As Stiglitz powerfully chronicles in "The Price of Inequality
" the great preponderance of inequality in the U.S. is neither merit- nor market-based. It is legislated, enacted by the people elected to represent the people but instead serving the contrary interests of the few and their corporations. This sort of inequality takes many forms - tax breaks and outright exemptions, subsidies, grants, deferrals and, quite regularly, the transfer of national assets such as water either for free or far below value. This is a "trickle up" economy where wealth finally crystallizes in the accounts of the investor or rentier
America has been our laboratory for this experiment in free market fundamentalism, neoliberalism. What are the observed results? A gutted middle class no longer empowered economically or politically; wage stagnation; inequality of all forms; the collapse of social mobility; the rise of the precariat
; the formation of the narrowly held, corporate media cartel becoming an instrument of conditioning and distracting the populace; transactional governance (the "bought and paid for" Congress) and illiberal democracy; and the wholesale, unearned transfer of wealth from the many and from the state, to the few.

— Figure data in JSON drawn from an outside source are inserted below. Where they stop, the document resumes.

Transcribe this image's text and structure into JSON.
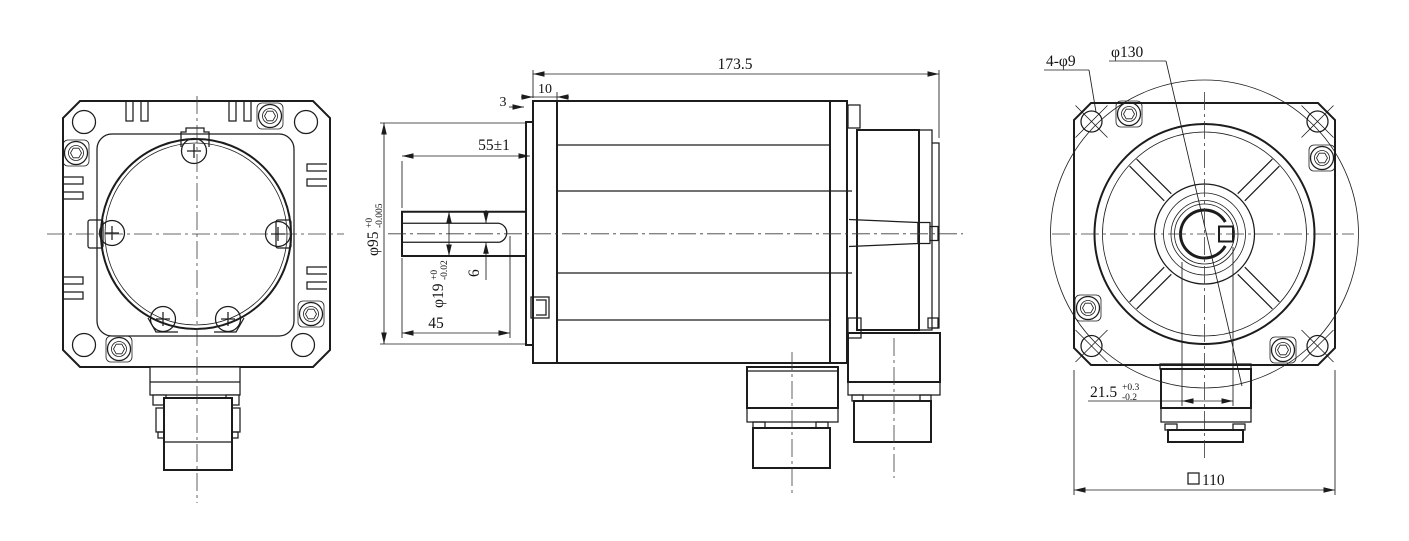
{
  "drawing": {
    "description": "Servo motor outline dimensional drawing, three orthographic views",
    "background": "#ffffff",
    "line_color": "#1c1c1c",
    "views": {
      "rear": "rear view with square finned flange, cover circle and connector",
      "side": "side view with shaft, keyway, motor body, encoder housing and two connectors",
      "front": "front flange view with pilot, ribs, shaft keyway and connector"
    },
    "dims": {
      "overall_length": "173.5",
      "flange_thickness": "10",
      "spigot_step": "3",
      "shaft_length": "55±1",
      "spigot_dia": "φ95",
      "spigot_tol_upper": "+0",
      "spigot_tol_lower": "-0.005",
      "shaft_dia": "φ19",
      "shaft_tol_upper": "+0",
      "shaft_tol_lower": "-0.02",
      "key_width": "6",
      "key_length": "45",
      "mounting_holes": "4-φ9",
      "bolt_circle": "φ130",
      "key_height": "21.5",
      "key_height_tol_upper": "+0.3",
      "key_height_tol_lower": "-0.2",
      "flange_size_symbol": "□",
      "flange_size": "110"
    }
  }
}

So, remind me why Canadians want to go down this road? Make no mistake, that is what we are doing.
We're trapped and so long as we submit to political leadership in thrall to market fundamentalism, we'll become ever more tightly trapped. Tom Mulcair caught hell for his support of both Thatcherism and the Canada-Europe free trade deal, the Comprehensive Economic and Trade Agreement
(CETA). One NDP apologist came to Mulcair's defence saying it was preferrable that we trade with Europe because of its social democracy. Oh I know - they're thinking of old Klaus with his alpine hat and lederhosen toiling away in the Black Forest banging out cuckoo clocks.
I guess that person didn't notice that Europe is on fire with discontent triggering uprisings from Athens to London. There's not a lot of social democracy on display in the U.K. and it's being ruthlessly suppressed in Greece with Spain, Portugal and Italy soon to follow. They didn't notice the rise of fascism in Britain, France, Germany and as far east as Hungary where it holds power. Neo-nationalism is on the march and it is very angry.
Is there no way out? Sure there is but we'll never find the exit door until we get up and look for it, something for which our political caste shows no appetite.
We need motivation to demand something better. That begins by recognizing everything we're giving up and what's being steadily drained from us in every context - economically, socially, politically, democratically - through free market fundamentalism. This is not theoretical. It is not hypothetical. It is real. We are living it and we all know that we're feeling it.
A good way to start is to read a few books. Here are some I would recommend.
David Harvey, A Brief History of Neoliberalism.
Joseph Stiglitz, The Price of Inequality.
Gar Alperovitz, What Then Must We Do?
Naomi Klein, This Changes Everything.
Thomas Prugh, Natural Capital and Human Economic Survival.
Paul Craig Roberts, The Failure of Laissez Faire Capitalism.
Herman Daly, Beyond Growth.
Fareed Zakaria, The Future of Illiberal Democracy at Home and Abroad.
Roubini and Mihm, Crisis Economics.
Naomi Klein, The Shock Doctrine.
If you read those ten books you'll see market fundamentalism in the raw and you'll grasp what will befall us, and especially our kids and grandkids, if we don't get out from under it.
It all begins by understanding what we're up against.